For a comprehensive listing of Perl executables and more recent releases the Options from the menu. A window will appear with a "File Types" tab from which you can add, remove or edit file types. To work with the Sambar Server, you must be able to run the program by double clicking it from the shell.
Environment Variable | Description |
---|---|
SERVER_SOFTWARE | is the name and version of the Sambar Server answering the request. |
SERVER_NAME | is the server's hostname, DNS alias, or IP address as it would appear in self-referencing URLs. |
GATEWAY_INTERFACE | is the revision of the CGI sepcification to which the server complies. |
SERVER_PROTOCOL | is the name and revision of the protocol this request came in with. |
SERVER_PORT | specifies port to which the request was sent. |
REQUEST_METHOD | is the method with which the request was made: "GET", "POST" etc. |
QUERY_STRING | is defined as anything following the first '?' in the URL. Typically this data is the encoded results from your GET form. The string is encoded in the standard URL format changing spaces to +, and encoding special characters with %xx hexadecimal encoding. |
PATH_INFO | The extra path information, as given by the client. |
PATH_TRANSLATED | The server provides a translated version of PATH_INFO, which takes the path and does a virtual-to-physical maping to it. |
SCRIPT_NAME | is a virtual path to the script being executed. |
REMOTE_HOST | is the host name making the request. If DNS lookup is turned off, the REMOTE_ADDR is set and this variable is unset. |
REMOTE_ADDR | is IP address of the remote host making the request. |
CONTENT_LENGTH | is length of any attached information from an HTTP POST. |
CONTENT_TYPE | is the media type of the posted data (usually application/x-www-form-urlencoded). |
If you begin your script output with either "HTTP/" then the Sambar Server will send all output exactly as the script has written it to the client. Otherwise, the Sambar Server will send a default header back (text/html file type) with any data returned from the script. Important: If you do not choose to write the entire HTTP header, you should not provide any special headers, as they will appear as part of the body after Sambar Server processing.

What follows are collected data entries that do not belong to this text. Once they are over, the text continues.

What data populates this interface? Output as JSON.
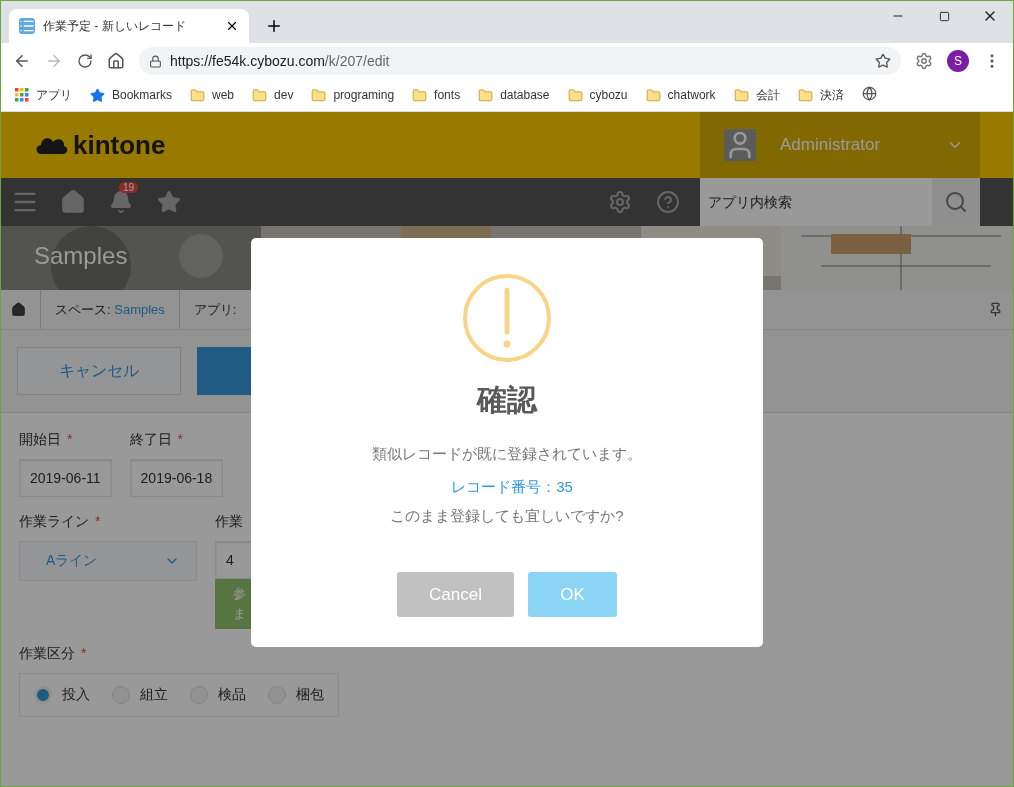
{
  "browser": {
    "tab": {
      "title": "作業予定 - 新しいレコード"
    },
    "url": {
      "host": "https://fe54k.cybozu.com",
      "path": "/k/207/edit"
    },
    "profile": "S",
    "bookmarks": [
      {
        "kind": "apps",
        "label": "アプリ"
      },
      {
        "kind": "star",
        "label": "Bookmarks"
      },
      {
        "kind": "folder",
        "label": "web"
      },
      {
        "kind": "folder",
        "label": "dev"
      },
      {
        "kind": "folder",
        "label": "programing"
      },
      {
        "kind": "folder",
        "label": "fonts"
      },
      {
        "kind": "folder",
        "label": "database"
      },
      {
        "kind": "folder",
        "label": "cybozu"
      },
      {
        "kind": "folder",
        "label": "chatwork"
      },
      {
        "kind": "folder",
        "label": "会計"
      },
      {
        "kind": "folder",
        "label": "決済"
      },
      {
        "kind": "globe"
      }
    ]
  },
  "app": {
    "logo": "kintone",
    "user": "Administrator",
    "notification_count": "19",
    "search": {
      "placeholder": "アプリ内検索"
    },
    "banner_title": "Samples",
    "breadcrumb": [
      {
        "prefix": "スペース: ",
        "link": "Samples"
      },
      {
        "prefix": "アプリ:"
      }
    ],
    "toolbar": {
      "cancel": "キャンセル"
    },
    "form": {
      "rows": [
        [
          {
            "kind": "date",
            "label": "開始日",
            "mark": "*",
            "value": "2019-06-11"
          },
          {
            "kind": "date",
            "label": "終了日",
            "mark": "*",
            "value": "2019-06-18"
          }
        ],
        [
          {
            "kind": "select",
            "label": "作業ライン",
            "mark": "*",
            "value": "Aライン"
          },
          {
            "kind": "lookup",
            "label": "作業",
            "value": "4",
            "button_lines": [
              "参",
              "ま"
            ]
          }
        ],
        [
          {
            "kind": "radio",
            "label": "作業区分",
            "mark": "*",
            "options": [
              {
                "label": "投入",
                "selected": true
              },
              {
                "label": "組立",
                "selected": false
              },
              {
                "label": "検品",
                "selected": false
              },
              {
                "label": "梱包",
                "selected": false
              }
            ]
          }
        ]
      ]
    }
  },
  "dialog": {
    "title": "確認",
    "message": "類似レコードが既に登録されています。",
    "record_link": "レコード番号：35",
    "question": "このまま登録しても宜しいですか?",
    "buttons": [
      {
        "kind": "cancel",
        "label": "Cancel"
      },
      {
        "kind": "ok",
        "label": "OK"
      }
    ]
  }
}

If you begin your script with "Content-type:" or "Location:" the Sambar Server will append the appropriate HTTP response status (200 or 302) followed by the content of your script exactly as received.
For example, to send back HTML to the client, your output should read:
Content-type: text/html <HTML><HEAD> <TITLE>output of HTML from CGI script</TITLE> </HEAD><BODY> <H1>Sample output</H1> Blah, blah, blah. </BODY></HTML>
In the above example, the response prepended is: HTTP/1.0 200 OK
To reference a file on another HTTP server, you would output something
like this:
Location: http://www.sambar.com/ Content-type: text/html <HTML><HEAD> <TITLE>Whoops...it moved</TITLE> </HEAD><BODY> <H1>Content Moved!</H1> </BODY></HTML>
In the above example, the response prepended is: HTTP/1.0 302 MOVED Important: The Location: directive comes prior to the Content-type: directive.